Two main challenges are in the way of protein nanopore sequencing: the urgent demand for a suitable driving force and distinguishable signals. To tackle the distinguishability problem, Molecular Dynamics (MD) simulations are performed on sequencing peptides under pulling force and applied electric field, while a graphene nanoslit sensor is adopted to collect the corresponding two signals to distinguish 20 residues. Results show that distinguishable force and current signals can be simultaneously collected. Tailoring the geometry of the nanoslit sensor optimizes signal differences between Tyrosine and Alanine residues. Using the tailored geometry, the characteristic signals of 20 types of residues are detected, enabling excellent distinguishability so that the residues are well grouped by their properties and signals. The signals reveal a trend in which the larger amino acids have larger pulling forces and lower ionic currents.

The foremost importance for DNA sequencing is to control the translocation speed because suitable speeds guarantee sequencing efficiency and signal differentiability. Reducing the geometry of high-symmetric nanopores, like circular, triangular, quadratic, and hexagonal pores, can de-speed the translocation, but also results in a reduction of signal amplitude. To balance between translocation speed and signal distinguishability, we choose nanoslit geometry with two adjustable dimensions, the width, and the length. It reveals that reducing the width leads to slowing down of DNA translocation while the detection range remains because of ions flow allowed by the nanoslit length. The underlying cause of the slowing down is the increasing energy barrier with the decreasing nanoslit width. Besides, adjusting applied electric voltages can further control the DNA translocation speed in a non-linear way. The translocation can be speeded up within a voltage range, beyond which increasing the voltage will be much less effective because of repulsive effects of solutions induced by the high external electric field near confined volume.

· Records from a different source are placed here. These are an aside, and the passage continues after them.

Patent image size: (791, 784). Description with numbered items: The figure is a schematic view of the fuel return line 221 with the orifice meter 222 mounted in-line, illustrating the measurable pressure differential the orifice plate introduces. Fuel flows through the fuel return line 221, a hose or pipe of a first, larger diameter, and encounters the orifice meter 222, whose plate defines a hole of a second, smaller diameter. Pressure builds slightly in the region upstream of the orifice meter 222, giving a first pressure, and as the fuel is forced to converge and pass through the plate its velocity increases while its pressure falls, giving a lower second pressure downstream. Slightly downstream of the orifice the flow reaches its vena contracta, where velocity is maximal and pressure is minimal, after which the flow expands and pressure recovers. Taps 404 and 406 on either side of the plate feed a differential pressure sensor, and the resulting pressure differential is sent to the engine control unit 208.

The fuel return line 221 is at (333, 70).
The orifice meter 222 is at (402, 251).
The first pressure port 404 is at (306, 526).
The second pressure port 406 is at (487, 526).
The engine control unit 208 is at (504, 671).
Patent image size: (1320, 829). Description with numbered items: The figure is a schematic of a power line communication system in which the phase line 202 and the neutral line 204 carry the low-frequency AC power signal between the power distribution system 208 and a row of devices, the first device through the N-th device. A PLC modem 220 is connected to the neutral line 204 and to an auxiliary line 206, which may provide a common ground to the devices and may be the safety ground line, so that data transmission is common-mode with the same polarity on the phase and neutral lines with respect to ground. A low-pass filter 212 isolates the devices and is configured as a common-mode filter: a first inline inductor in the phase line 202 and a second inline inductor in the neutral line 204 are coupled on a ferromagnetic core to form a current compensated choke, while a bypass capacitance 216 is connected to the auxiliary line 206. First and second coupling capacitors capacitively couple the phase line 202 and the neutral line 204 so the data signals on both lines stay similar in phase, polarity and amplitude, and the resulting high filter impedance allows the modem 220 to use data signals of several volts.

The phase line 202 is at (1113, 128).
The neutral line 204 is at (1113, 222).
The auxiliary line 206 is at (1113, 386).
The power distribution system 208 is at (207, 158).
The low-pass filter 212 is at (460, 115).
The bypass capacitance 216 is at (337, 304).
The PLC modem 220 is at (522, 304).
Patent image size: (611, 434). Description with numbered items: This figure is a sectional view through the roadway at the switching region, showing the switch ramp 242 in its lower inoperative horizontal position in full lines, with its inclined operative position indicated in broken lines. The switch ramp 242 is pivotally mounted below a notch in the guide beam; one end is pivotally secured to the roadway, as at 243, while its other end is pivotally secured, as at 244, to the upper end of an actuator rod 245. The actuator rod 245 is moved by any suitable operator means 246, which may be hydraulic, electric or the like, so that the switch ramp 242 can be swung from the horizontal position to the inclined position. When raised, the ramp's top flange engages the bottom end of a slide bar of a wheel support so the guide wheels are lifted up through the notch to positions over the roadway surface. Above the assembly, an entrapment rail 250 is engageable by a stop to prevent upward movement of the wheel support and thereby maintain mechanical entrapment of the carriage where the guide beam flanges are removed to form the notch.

Rectifying the conformational variation of the DNA chain can reduce the structural changes during sequencing, thus stabilizing the detected ionic current signals. We apply the nanoslits into the graphene/HBN heterostructure and propose two new detection modes, cross-slit transversal ionic current detection, and trans-slit longitudinal ionic current detection. The DNA molecules can be patterned on the HBN domain while tailoring the width of the HBN stripe can linearize the DNA chains. The four DNA bases can be identified by the nanoslit sensor on heterostructures, which have conformational rectification of DNA molecules and stabilized ionic current signals.

Taken together, the less symmetric nanoslit is applied as a nanopore sensor to sequence protein and DNA, and different problems can be solved by the unique nanoslit geometry. First, tailoring nanoslit geometries enables simultaneous sensing of force and current signal, which enhances distinguishability. More proteinogenic amino acids can be identified by detecting the multi-dimensional signals, which is significant for protein nanopore sequencing. Second, the geometric and electrophoretic insights into controlling DNA translocation speed through nanoslits can provide theoretical support for designing sequencing devices and optimizing the influencing parameters. Last, two new detection modes are proposed based on the nanoslits of planar heterostructures, which can confine molecule motion, thus rectifying conformation and stabilizing signals when sequencing. The simulation works based on nanoslit sensors in this thesis can provide alternative geometric choices for nanopore sensing and are expected to pave the way for single-molecule sequencing of DNA and protein.